Consider the Willow Creek project on federal lands in Alaska, an $8 billion plan to extract 600 million barrels of oil, which the Biden administration approved in March despite its massive emissions, as an example of our challenges. The Inflation Reduction Act, which is supposed to reduce emissions by 1 billion metric tons by 2030, could wipe out nearly 30% by a single project like Willow Creek.
Later in March, the Biden administration auctioned off 1.6 million acres in the Gulf of Mexico. By now, we all understand the power of special interests and the urgent need for political leadership that puts people over profits.

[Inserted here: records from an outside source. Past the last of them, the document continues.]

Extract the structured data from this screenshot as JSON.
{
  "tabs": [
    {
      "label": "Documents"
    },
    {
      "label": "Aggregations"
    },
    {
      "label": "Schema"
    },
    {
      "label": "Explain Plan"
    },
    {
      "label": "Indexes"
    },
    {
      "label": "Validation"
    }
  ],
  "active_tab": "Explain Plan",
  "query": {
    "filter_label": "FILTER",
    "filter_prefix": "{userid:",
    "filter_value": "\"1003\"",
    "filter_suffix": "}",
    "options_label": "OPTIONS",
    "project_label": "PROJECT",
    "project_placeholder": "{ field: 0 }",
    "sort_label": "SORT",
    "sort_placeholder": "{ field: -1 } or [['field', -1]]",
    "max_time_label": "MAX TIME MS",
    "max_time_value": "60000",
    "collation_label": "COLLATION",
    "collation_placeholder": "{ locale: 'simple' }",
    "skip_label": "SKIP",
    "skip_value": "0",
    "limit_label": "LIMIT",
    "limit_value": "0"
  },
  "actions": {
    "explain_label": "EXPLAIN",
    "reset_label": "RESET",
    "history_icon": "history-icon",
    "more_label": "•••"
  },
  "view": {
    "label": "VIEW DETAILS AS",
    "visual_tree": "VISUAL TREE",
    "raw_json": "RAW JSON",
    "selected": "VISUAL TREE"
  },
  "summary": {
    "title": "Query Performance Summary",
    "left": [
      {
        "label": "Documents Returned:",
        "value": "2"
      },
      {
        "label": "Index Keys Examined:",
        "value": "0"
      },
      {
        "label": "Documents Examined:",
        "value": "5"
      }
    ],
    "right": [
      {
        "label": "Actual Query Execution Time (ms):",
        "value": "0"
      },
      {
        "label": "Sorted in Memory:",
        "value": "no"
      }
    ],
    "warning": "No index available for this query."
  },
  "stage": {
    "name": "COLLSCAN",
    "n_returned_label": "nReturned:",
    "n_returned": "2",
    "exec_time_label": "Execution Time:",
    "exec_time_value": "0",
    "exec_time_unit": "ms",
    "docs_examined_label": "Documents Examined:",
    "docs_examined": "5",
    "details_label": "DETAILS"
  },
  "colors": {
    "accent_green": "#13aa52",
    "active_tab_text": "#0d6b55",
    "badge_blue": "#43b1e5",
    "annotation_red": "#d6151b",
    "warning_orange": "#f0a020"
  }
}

We must demand more from our elected officials, business leaders, and environmental organizations to fix the climate crisis. We cannot afford to be complacent or rely on empty “blah blah blah,” as Greta Thunberg said. We need to push for bold action that addresses the root causes of the problem and puts the well-being of people and the planet first.
As the Colorado Legislators wrapped up their sessions, the Democrat majority with a Democrat Governor had not passed legislation to regulate fossil fuels out of existence yet again. Joe Biden promised not to drill on federal lands, yet approved two major projects in Alaska and the Gulf of Mexico in March, outpacing Donald Trump’s administration.
Environmental groups like Protect Our Winters (POW) are not pushing for laws to keep fossil fuels in the ground for fear of alienating Democrat representatives. Sens. Michael Bennet and John Hickenlooper, nicknamed Frackenlooper, have not introduced laws to rachet down fossil fuels. This is environmental malpractice — knowing what is urgently needed but not acting.
We used to say that those who don’t believe that humans cause global warming are climate deniers. Now we have the science of an existential crisis, and our Democrat elected officials, business leaders, and environmental groups are practicing incrementalism and delaying the call to action for getting off of oil and gas to save their jobs.
U.S. Rep. Alexandria Ocasio-Cortez said, “Delayers are deniers.” This won’t change until we lean in and our voices are heard that we are sick and tired of the branding, virtual signaling, excuses, and other BS.
Write letters to the editor, go to their meetings, contact your papers, and most of all, demand laws that outlaw the problem.
In 2019, I met with the Environmental Protection Agency EPA architect under Nixon, David Freeman, for a day, in Washington, D.C. I sat in on the Congressional Committee for Climate Crisis, spoke to U.S. Rep. Joe Neguse, ran for office on the Green New Deal, passed green building laws as a county commissioner, and protested.
Freeman said it best at 93 years old: “We have a simple solution, to write laws to regulate fossil fuels out of existence.”
I met with several local elected officials, who asked me what I would do if I were them. I said they should lobby our Colorado elected officials in Washington for a climate bill. The problem is that the oil and gas industry has our leaders held hostage. But this is our World War II moment in history.
I am told over and over by environmental groups, Democrats, and others — we can only do what we can do. Do you realize how hard it is to pass legislation of any kind?
Yes, I do, but I’ve seen times when we all stood together and accomplished what seemed like the impossible. We have no other choice.